Paradigm Shifts & Turning Points – For those that have followed the National Hockey League closely, the paradigm shifts with regards to how the game is played have ebbed and flowed. The transitions from the “Run & Gun Era” (1984-‘94), to the “Dead Puck Era” (‘94-2004), the “Golden Era” (‘05-’15), and finally the “Precision Era” (’15-Today), required changing skill sets to generate success. During each turning point, teams that drafted and prepared well for the shift benefitted the most; Edmonton Oilers, New Jersey Devils, Chicago Blackhawks and Pittsburgh Penguins.

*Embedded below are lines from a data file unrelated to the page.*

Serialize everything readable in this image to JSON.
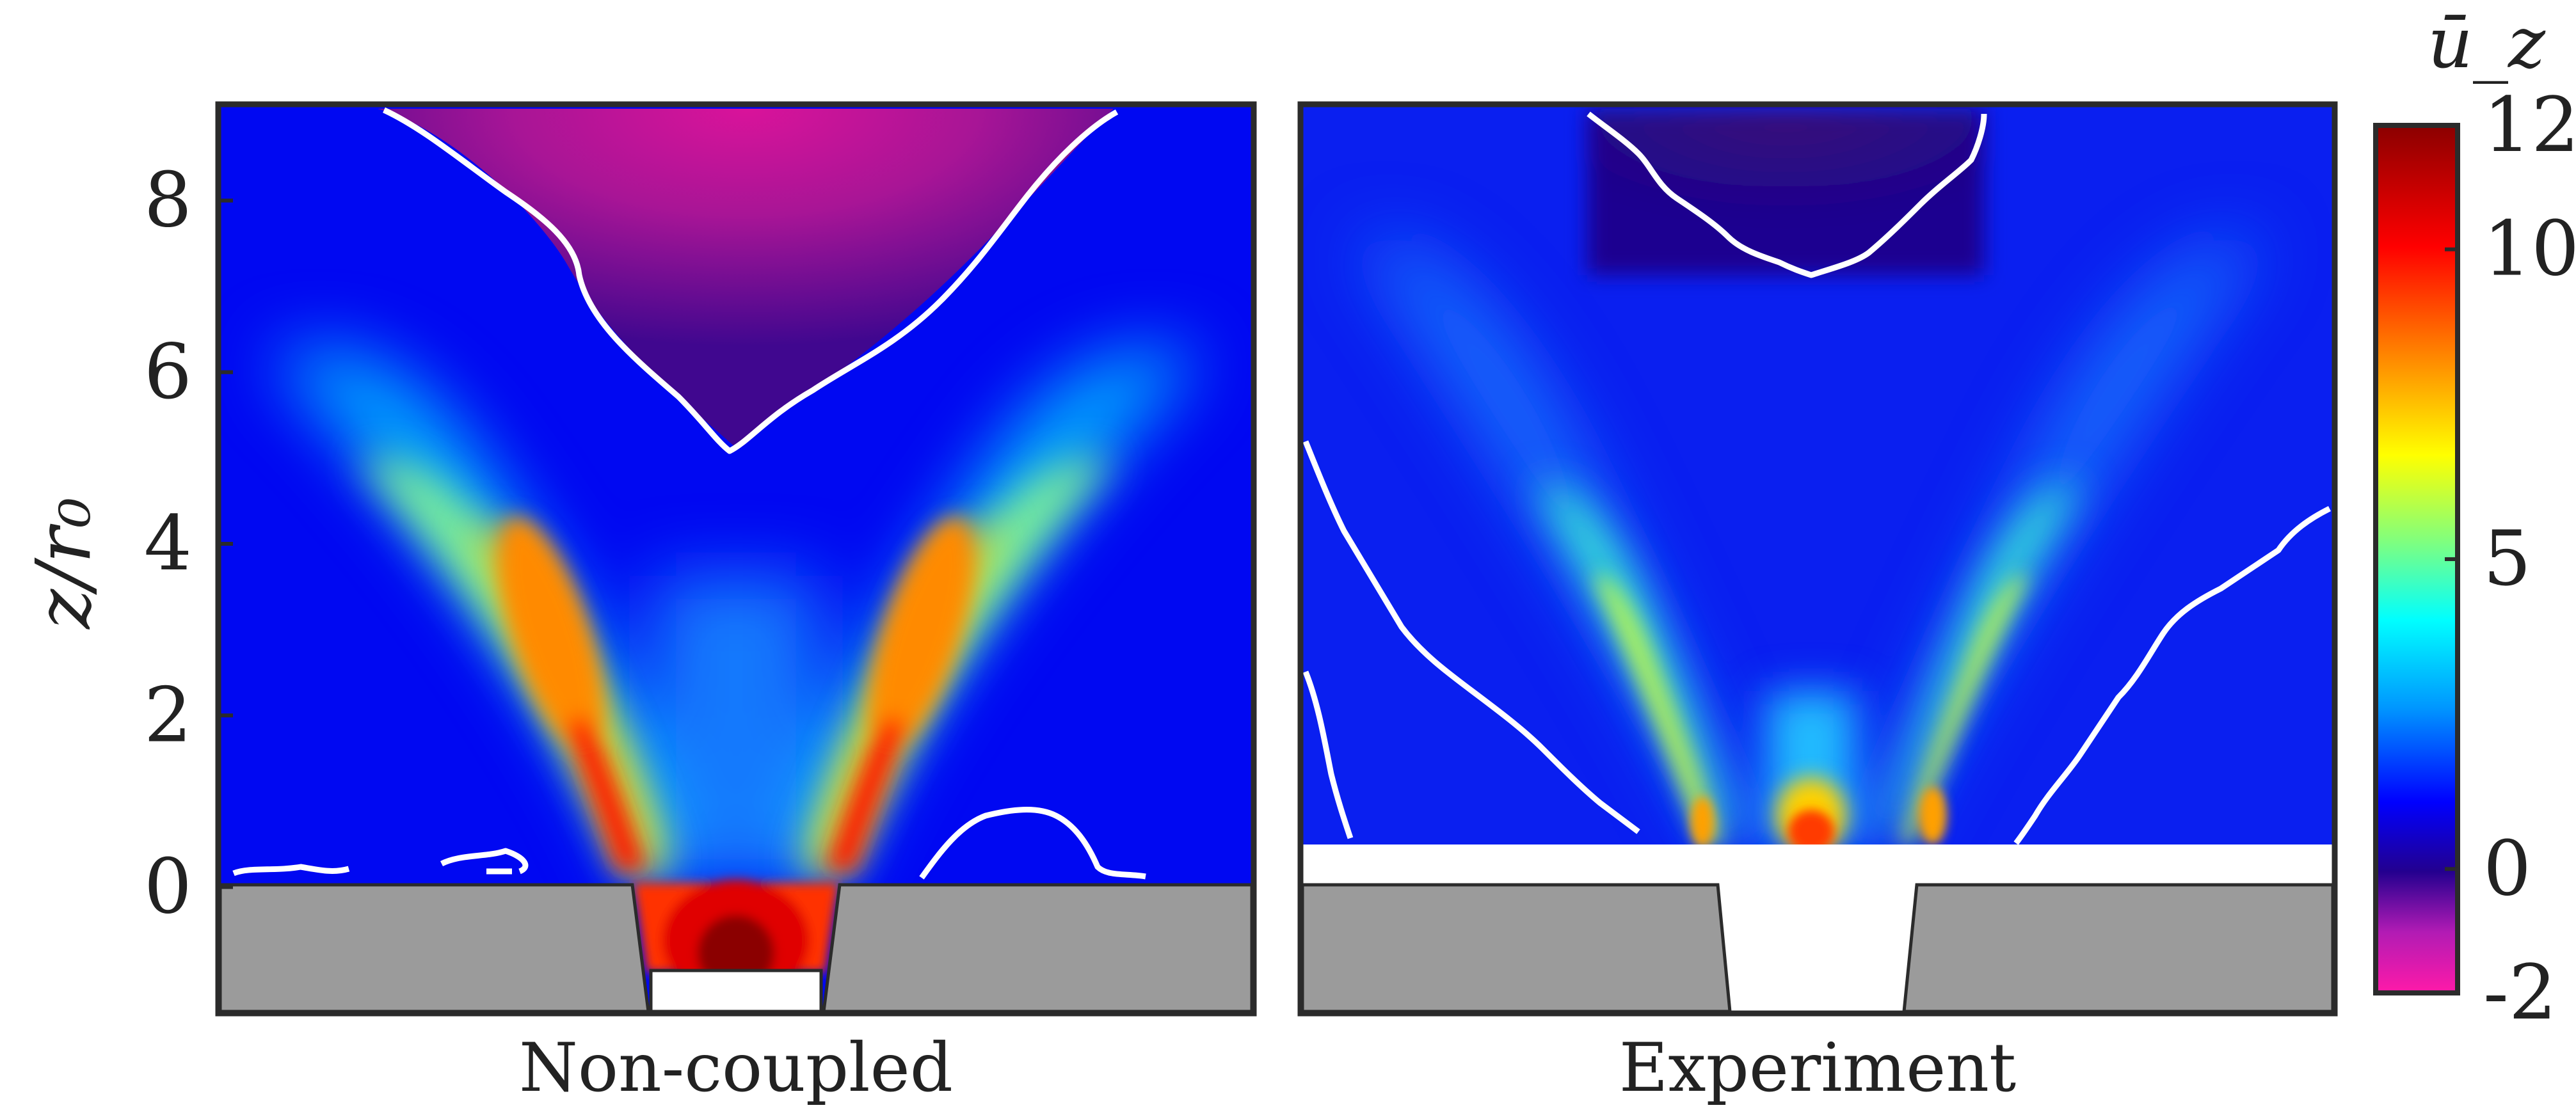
{
  "chart_data": [
    {
      "type": "heatmap",
      "panel_label": "Non-coupled",
      "ylabel": "z/r₀",
      "yticks": [
        0,
        2,
        4,
        6,
        8
      ],
      "ylim": [
        -1.45,
        9.1
      ],
      "grid": false,
      "field": "mean axial velocity",
      "features": {
        "core_max": 12,
        "peak_region": "nozzle exit and two diverging jet arms",
        "arm_peak_value": 9,
        "arm_peak_z": 3,
        "recirculation_min": -2,
        "recirculation_region": "top center, bounded by u=0 contour down to z≈4.9"
      }
    },
    {
      "type": "heatmap",
      "panel_label": "Experiment",
      "ylim": [
        -1.45,
        9.1
      ],
      "grid": false,
      "field": "mean axial velocity",
      "features": {
        "core_max": 8.5,
        "peak_region": "small jets just above z=0",
        "arm_peak_value": 5,
        "recirculation_min": -1,
        "recirculation_region": "top center closed near z≈7; side regions below diagonal u=0 contours"
      }
    }
  ],
  "colorbar": {
    "label": "ū_z",
    "ticks": [
      -2,
      0,
      5,
      10,
      12
    ],
    "range": [
      -2,
      12
    ],
    "colormap": [
      "#ff1aa8",
      "#b21bb4",
      "#23008f",
      "#0000ff",
      "#0098ff",
      "#00ffff",
      "#7fff7f",
      "#ffff00",
      "#ff8000",
      "#ff0000",
      "#8b0000"
    ]
  },
  "colors": {
    "nozzle_gray": "#9b9b9b",
    "contour": "#ffffff",
    "frame": "#2b2b2b"
  }
}
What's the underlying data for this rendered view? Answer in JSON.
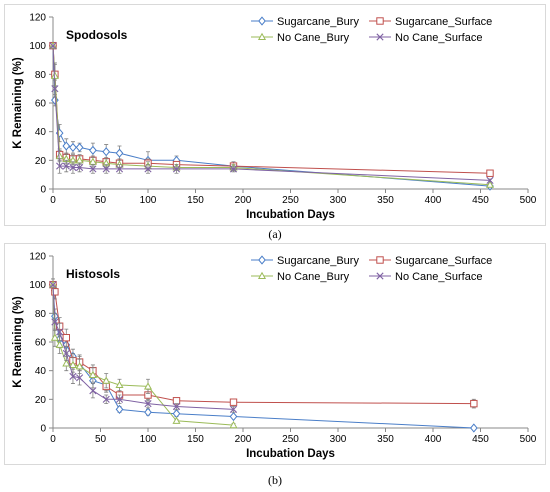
{
  "colors": {
    "Sugarcane_Bury": "#4a7ec8",
    "Sugarcane_Surface": "#c0504d",
    "No Cane_Bury": "#9bbb59",
    "No Cane_Surface": "#7f62a3",
    "error_bar": "#7f7f7f",
    "axis": "#888888"
  },
  "markers": {
    "Sugarcane_Bury": "diamond",
    "Sugarcane_Surface": "square",
    "No Cane_Bury": "triangle",
    "No Cane_Surface": "x-cross"
  },
  "chart_data": [
    {
      "type": "line",
      "panel_label": "(a)",
      "title": "Spodosols",
      "xlabel": "Incubation Days",
      "ylabel": "K Remaining (%)",
      "xlim": [
        0,
        500
      ],
      "ylim": [
        0,
        120
      ],
      "x_ticks": [
        "0",
        "50",
        "100",
        "150",
        "200",
        "250",
        "300",
        "350",
        "400",
        "450",
        "500"
      ],
      "y_ticks": [
        "0",
        "20",
        "40",
        "60",
        "80",
        "100",
        "120"
      ],
      "grid": false,
      "legend": "top-right, 2 columns",
      "series": [
        {
          "name": "Sugarcane_Bury",
          "x": [
            0,
            2,
            7,
            14,
            21,
            28,
            42,
            56,
            70,
            100,
            130,
            190,
            460
          ],
          "y": [
            100,
            62,
            39,
            30,
            29,
            29,
            27,
            26,
            25,
            20,
            20,
            16,
            2
          ],
          "err": [
            0,
            4,
            6,
            5,
            4,
            3,
            5,
            5,
            5,
            6,
            3,
            3,
            1
          ]
        },
        {
          "name": "Sugarcane_Surface",
          "x": [
            0,
            2,
            7,
            14,
            21,
            28,
            42,
            56,
            70,
            100,
            130,
            190,
            460
          ],
          "y": [
            100,
            80,
            24,
            22,
            21,
            21,
            20,
            19,
            18,
            18,
            17,
            16,
            11
          ],
          "err": [
            0,
            8,
            4,
            3,
            3,
            3,
            3,
            3,
            3,
            3,
            2,
            2,
            2
          ]
        },
        {
          "name": "No Cane_Bury",
          "x": [
            0,
            2,
            7,
            14,
            21,
            28,
            42,
            56,
            70,
            100,
            130,
            190,
            460
          ],
          "y": [
            100,
            79,
            23,
            21,
            20,
            20,
            19,
            18,
            17,
            16,
            15,
            15,
            3
          ],
          "err": [
            0,
            8,
            4,
            3,
            3,
            3,
            3,
            3,
            3,
            3,
            2,
            2,
            1
          ]
        },
        {
          "name": "No Cane_Surface",
          "x": [
            0,
            2,
            7,
            14,
            21,
            28,
            42,
            56,
            70,
            100,
            130,
            190,
            460
          ],
          "y": [
            100,
            70,
            16,
            16,
            15,
            15,
            14,
            14,
            14,
            14,
            14,
            14,
            6
          ],
          "err": [
            0,
            6,
            5,
            4,
            4,
            3,
            3,
            3,
            3,
            3,
            3,
            2,
            1
          ]
        }
      ]
    },
    {
      "type": "line",
      "panel_label": "(b)",
      "title": "Histosols",
      "xlabel": "Incubation Days",
      "ylabel": "K Remaining (%)",
      "xlim": [
        0,
        500
      ],
      "ylim": [
        0,
        120
      ],
      "x_ticks": [
        "0",
        "50",
        "100",
        "150",
        "200",
        "250",
        "300",
        "350",
        "400",
        "450",
        "500"
      ],
      "y_ticks": [
        "0",
        "20",
        "40",
        "60",
        "80",
        "100",
        "120"
      ],
      "grid": false,
      "legend": "top-right, 2 columns",
      "series": [
        {
          "name": "Sugarcane_Bury",
          "x": [
            0,
            2,
            7,
            14,
            21,
            28,
            42,
            56,
            70,
            100,
            130,
            190,
            443
          ],
          "y": [
            100,
            78,
            62,
            58,
            50,
            45,
            33,
            30,
            13,
            11,
            10,
            8,
            0
          ],
          "err": [
            0,
            5,
            6,
            6,
            5,
            5,
            5,
            4,
            2,
            2,
            2,
            1,
            0
          ]
        },
        {
          "name": "Sugarcane_Surface",
          "x": [
            0,
            2,
            7,
            14,
            21,
            28,
            42,
            56,
            70,
            100,
            130,
            190,
            443
          ],
          "y": [
            100,
            95,
            71,
            63,
            47,
            46,
            40,
            29,
            23,
            23,
            19,
            18,
            17
          ],
          "err": [
            4,
            5,
            6,
            6,
            5,
            5,
            4,
            4,
            3,
            4,
            2,
            2,
            3
          ]
        },
        {
          "name": "No Cane_Bury",
          "x": [
            0,
            2,
            7,
            14,
            21,
            28,
            42,
            56,
            70,
            100,
            130,
            190
          ],
          "y": [
            100,
            63,
            58,
            45,
            44,
            43,
            37,
            33,
            30,
            29,
            5,
            2
          ],
          "err": [
            0,
            6,
            6,
            5,
            5,
            5,
            5,
            5,
            4,
            5,
            1,
            1
          ]
        },
        {
          "name": "No Cane_Surface",
          "x": [
            0,
            2,
            7,
            14,
            21,
            28,
            42,
            56,
            70,
            100,
            130,
            190
          ],
          "y": [
            100,
            74,
            67,
            52,
            36,
            35,
            26,
            20,
            20,
            17,
            15,
            13
          ],
          "err": [
            0,
            6,
            6,
            5,
            5,
            5,
            5,
            3,
            3,
            3,
            2,
            2
          ]
        }
      ]
    }
  ]
}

Analogous with eras in hockey, markets experience long-term changes that require structural modifications to portfolios. Early adopters typically see the largest benefits as teams/capital begin to accept and eventually mimic/support the strategy. In due course, a “New Paradigm” is declared because individuals become heavily influenced by current events. It is assumed the existing view will persist but the vast majority fail to anticipate shifts caused by the law of diminishing returns. The transition to a new path begins when a consensus view creates excessive optimism, encourages abnormal risk-taking and distorts valuations.
The 10-year time frame works in hockey and it also appears to hold up well in markets. Looking back at the last four decades there are distinct beliefs that become psychologically engrained in society. These prominent convictions become reflected in markets through valuations that teeter into “bubble territory.” Accordingly, avoiding the previous dominant themes and the largest stocks associated with the era can lead to outperformance over the next 10-years. The table below demonstrates this phenomenon.
1980 to 1989
Inflation exceeded 10% and bond yields were rising rapidly. Top 10 global stocks included five energy companies and nine were US domiciled.
The best allocation decision was to underweight the US to hold zero energy companies as inflation receded.
1990 to 1999
Japanese equities dominated, owning eight of the top 10 equity positions by size while accounting for 45% of the global index. The core belief was Japan’s corporations held superior management techniques and banking systems.
Simply underweighting Japan allowed a global investor to outperform as the Tokyo exchange peaked in 1990.
2000 to 2009
The internet and housing boom fostered the “new economy”. Technology, media and telecom stocks (TMT) comprised more than one-third of the MSCI World.
Investors that performed well in the 2000s owned commodities and sold TMT.
2010 to 2019
Quantitative easing stoked concerns of inflation once again, while China’s growth and talk of peak oil helped push Chinese and commodity equities into the top 10.
Best trade for 2010s was to underweight China and to be short commodity stocks.
Paradigm shifts do not signal a bleak future; conversely, the transition often leads to net gains. Technology stocks once again dominate the top 10 board by market share and the US now accounts for 56% of the MSCI World Index. However, the seeds that were sowed for this decade’s rich harvest are beginning to become unviable, similar to the one-dimensional enforcer in today’s NHL.